I'm trying to the solve the following system of differential equations:
eq (1) dS/dt = (1/10)S-(1/20)SN
eq (2) dN/dt = (1/100)N-(1/100)N^2-(1/100)SN
I want to plot the phase space (phase plane) sol's , I have determined that the phase plane and N and S have equilibrim points at N=2, and N+S=1, these divide the graph into three regions, the area above N=2 is labeled region III with N(dot) <0, and S(dot)<0 the region below N=2 and to the right of N+S=1 and above the S axis is called region II with N(dot)<0, and S(dot)>0, the region to the left of the line N+S=1 and (0,0) is region I with N(dot)>0, and S(dot)>0.
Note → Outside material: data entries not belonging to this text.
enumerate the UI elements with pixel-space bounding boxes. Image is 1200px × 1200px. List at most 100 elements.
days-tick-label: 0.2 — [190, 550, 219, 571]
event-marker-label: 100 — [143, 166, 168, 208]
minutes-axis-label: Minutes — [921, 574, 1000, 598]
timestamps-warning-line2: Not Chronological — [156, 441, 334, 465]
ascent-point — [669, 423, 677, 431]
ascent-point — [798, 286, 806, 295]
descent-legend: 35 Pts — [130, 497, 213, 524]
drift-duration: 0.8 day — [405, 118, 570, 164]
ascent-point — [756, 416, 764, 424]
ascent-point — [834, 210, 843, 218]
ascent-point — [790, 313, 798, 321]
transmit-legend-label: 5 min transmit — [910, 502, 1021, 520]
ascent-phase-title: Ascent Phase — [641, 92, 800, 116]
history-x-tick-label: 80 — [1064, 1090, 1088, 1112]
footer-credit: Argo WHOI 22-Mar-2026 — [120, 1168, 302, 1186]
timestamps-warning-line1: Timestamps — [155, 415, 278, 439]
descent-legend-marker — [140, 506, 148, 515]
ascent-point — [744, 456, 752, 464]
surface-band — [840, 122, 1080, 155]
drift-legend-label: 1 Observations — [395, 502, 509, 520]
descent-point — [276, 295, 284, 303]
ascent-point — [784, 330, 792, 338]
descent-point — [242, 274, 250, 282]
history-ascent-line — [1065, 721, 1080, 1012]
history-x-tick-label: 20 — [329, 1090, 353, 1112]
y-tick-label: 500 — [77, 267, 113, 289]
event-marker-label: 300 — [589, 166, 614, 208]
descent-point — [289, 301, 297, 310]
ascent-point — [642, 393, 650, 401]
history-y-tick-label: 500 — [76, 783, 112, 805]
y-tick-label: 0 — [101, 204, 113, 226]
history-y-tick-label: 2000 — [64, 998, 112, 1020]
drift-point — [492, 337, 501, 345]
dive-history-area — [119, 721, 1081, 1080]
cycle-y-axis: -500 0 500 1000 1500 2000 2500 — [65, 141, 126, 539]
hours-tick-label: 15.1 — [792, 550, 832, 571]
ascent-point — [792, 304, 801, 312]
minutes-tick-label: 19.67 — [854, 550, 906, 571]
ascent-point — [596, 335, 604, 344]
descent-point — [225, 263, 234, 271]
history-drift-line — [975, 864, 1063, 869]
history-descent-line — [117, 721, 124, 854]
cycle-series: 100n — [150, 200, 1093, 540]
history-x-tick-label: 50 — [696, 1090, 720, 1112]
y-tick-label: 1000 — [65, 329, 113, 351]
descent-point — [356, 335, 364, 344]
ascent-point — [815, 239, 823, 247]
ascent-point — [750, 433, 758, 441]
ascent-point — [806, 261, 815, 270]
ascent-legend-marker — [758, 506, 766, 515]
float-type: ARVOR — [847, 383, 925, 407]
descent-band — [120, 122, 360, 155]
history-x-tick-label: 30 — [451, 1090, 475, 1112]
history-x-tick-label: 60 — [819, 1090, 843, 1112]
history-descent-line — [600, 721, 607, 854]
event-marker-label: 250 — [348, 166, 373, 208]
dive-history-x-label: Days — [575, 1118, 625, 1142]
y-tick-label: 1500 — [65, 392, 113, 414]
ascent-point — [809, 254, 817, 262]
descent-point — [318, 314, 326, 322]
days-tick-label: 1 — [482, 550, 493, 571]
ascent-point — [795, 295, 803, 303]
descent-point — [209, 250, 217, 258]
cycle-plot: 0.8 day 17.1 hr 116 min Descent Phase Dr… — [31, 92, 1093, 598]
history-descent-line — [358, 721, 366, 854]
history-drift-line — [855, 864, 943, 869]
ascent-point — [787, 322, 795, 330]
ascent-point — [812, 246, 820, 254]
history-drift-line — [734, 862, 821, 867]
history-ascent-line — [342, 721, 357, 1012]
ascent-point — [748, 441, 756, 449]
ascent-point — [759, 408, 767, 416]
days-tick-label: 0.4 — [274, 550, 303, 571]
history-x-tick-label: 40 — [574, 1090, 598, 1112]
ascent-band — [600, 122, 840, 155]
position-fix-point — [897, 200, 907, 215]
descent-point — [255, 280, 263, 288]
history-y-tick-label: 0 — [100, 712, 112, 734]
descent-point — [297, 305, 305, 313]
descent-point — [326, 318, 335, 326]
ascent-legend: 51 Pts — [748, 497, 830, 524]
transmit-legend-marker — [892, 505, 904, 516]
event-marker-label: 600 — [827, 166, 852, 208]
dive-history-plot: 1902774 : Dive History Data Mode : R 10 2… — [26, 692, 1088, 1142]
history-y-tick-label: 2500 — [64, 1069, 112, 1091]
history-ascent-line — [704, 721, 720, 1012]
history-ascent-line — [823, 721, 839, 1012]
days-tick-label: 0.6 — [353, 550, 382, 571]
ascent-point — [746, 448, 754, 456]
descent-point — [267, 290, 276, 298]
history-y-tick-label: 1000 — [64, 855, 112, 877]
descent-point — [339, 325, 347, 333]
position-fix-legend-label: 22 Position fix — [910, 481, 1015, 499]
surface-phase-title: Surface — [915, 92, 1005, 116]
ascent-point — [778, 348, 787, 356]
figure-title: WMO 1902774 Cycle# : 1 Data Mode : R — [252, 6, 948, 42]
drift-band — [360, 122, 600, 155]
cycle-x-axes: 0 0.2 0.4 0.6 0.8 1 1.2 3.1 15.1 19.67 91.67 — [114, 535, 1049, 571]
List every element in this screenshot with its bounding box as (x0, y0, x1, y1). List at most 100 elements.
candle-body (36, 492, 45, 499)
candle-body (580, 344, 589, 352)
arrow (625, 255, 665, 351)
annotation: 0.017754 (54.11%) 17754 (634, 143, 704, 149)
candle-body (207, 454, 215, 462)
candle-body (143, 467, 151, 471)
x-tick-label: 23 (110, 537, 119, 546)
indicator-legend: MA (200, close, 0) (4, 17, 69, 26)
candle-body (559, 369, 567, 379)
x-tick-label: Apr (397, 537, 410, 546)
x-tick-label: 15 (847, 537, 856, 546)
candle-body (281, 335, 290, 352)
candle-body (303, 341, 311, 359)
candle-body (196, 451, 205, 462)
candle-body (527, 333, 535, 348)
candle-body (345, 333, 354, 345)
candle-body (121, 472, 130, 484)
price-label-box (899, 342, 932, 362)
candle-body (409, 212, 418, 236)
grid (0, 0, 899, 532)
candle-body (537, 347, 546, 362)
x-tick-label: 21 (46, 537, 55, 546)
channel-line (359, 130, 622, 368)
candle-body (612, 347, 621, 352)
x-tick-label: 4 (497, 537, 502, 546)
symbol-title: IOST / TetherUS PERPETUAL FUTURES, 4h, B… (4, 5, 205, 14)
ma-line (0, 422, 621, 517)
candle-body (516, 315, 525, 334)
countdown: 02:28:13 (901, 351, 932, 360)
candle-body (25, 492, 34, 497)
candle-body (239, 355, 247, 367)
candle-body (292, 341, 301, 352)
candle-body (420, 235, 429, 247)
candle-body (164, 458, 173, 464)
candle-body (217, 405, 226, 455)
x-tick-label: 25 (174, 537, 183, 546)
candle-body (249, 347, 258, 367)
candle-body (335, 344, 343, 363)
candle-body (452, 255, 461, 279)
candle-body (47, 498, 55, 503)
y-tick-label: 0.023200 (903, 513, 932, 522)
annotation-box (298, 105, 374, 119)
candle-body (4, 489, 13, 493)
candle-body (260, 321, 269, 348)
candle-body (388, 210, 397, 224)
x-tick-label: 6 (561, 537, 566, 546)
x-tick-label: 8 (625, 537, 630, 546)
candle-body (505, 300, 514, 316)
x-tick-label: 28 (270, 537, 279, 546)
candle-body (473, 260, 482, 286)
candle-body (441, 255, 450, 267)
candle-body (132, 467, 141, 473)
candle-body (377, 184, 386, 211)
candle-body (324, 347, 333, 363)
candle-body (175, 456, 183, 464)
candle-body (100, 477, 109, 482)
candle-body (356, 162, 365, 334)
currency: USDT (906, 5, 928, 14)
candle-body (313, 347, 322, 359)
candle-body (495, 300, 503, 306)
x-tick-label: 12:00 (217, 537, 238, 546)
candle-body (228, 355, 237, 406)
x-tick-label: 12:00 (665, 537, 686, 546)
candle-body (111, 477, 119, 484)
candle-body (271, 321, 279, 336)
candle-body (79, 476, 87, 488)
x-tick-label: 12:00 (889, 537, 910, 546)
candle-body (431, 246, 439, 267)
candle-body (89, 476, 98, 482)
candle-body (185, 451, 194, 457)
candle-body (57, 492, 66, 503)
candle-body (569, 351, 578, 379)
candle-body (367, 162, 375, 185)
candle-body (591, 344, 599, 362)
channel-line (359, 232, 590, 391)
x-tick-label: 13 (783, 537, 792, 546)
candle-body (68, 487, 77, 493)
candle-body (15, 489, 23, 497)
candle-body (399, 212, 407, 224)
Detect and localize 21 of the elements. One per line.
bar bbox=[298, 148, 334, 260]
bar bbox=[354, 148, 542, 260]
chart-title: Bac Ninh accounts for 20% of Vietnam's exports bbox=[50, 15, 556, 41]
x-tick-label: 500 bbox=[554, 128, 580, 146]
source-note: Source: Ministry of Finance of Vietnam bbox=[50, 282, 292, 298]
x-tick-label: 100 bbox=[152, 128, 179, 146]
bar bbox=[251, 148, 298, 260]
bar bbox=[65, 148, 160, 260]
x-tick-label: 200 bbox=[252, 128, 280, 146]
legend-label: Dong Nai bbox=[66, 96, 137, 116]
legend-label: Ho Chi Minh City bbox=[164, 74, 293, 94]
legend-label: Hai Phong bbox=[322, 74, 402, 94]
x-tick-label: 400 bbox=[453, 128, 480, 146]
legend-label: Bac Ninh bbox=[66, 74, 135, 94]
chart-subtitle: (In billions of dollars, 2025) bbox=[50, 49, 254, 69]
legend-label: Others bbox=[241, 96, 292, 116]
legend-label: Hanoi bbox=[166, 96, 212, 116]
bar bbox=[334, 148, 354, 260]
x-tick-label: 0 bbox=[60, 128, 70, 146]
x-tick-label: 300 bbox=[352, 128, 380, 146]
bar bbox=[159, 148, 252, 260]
I want to use Mathematica to show that 1. the lines N=2 and N+S=1 divides the first quadrant into three regions in which dS/dt and dN/dt have fixed signs as I have stated. 2. show that every solution of S(t),N(t) of (*) which starts in either region I or region III must eventually enter region II 3. show what every solution S(t),N(t) of (*) which starts in region II must remain in there for all future time. 4. conclude that based on part 3 that S(t) as it approaches infinity for all solutions of S(t), N(t) of (*) wich S(t sub o) and N(t sub o) positive. conclude too that N(t) has a finite limit (< or = to 2) as t approaches infinity.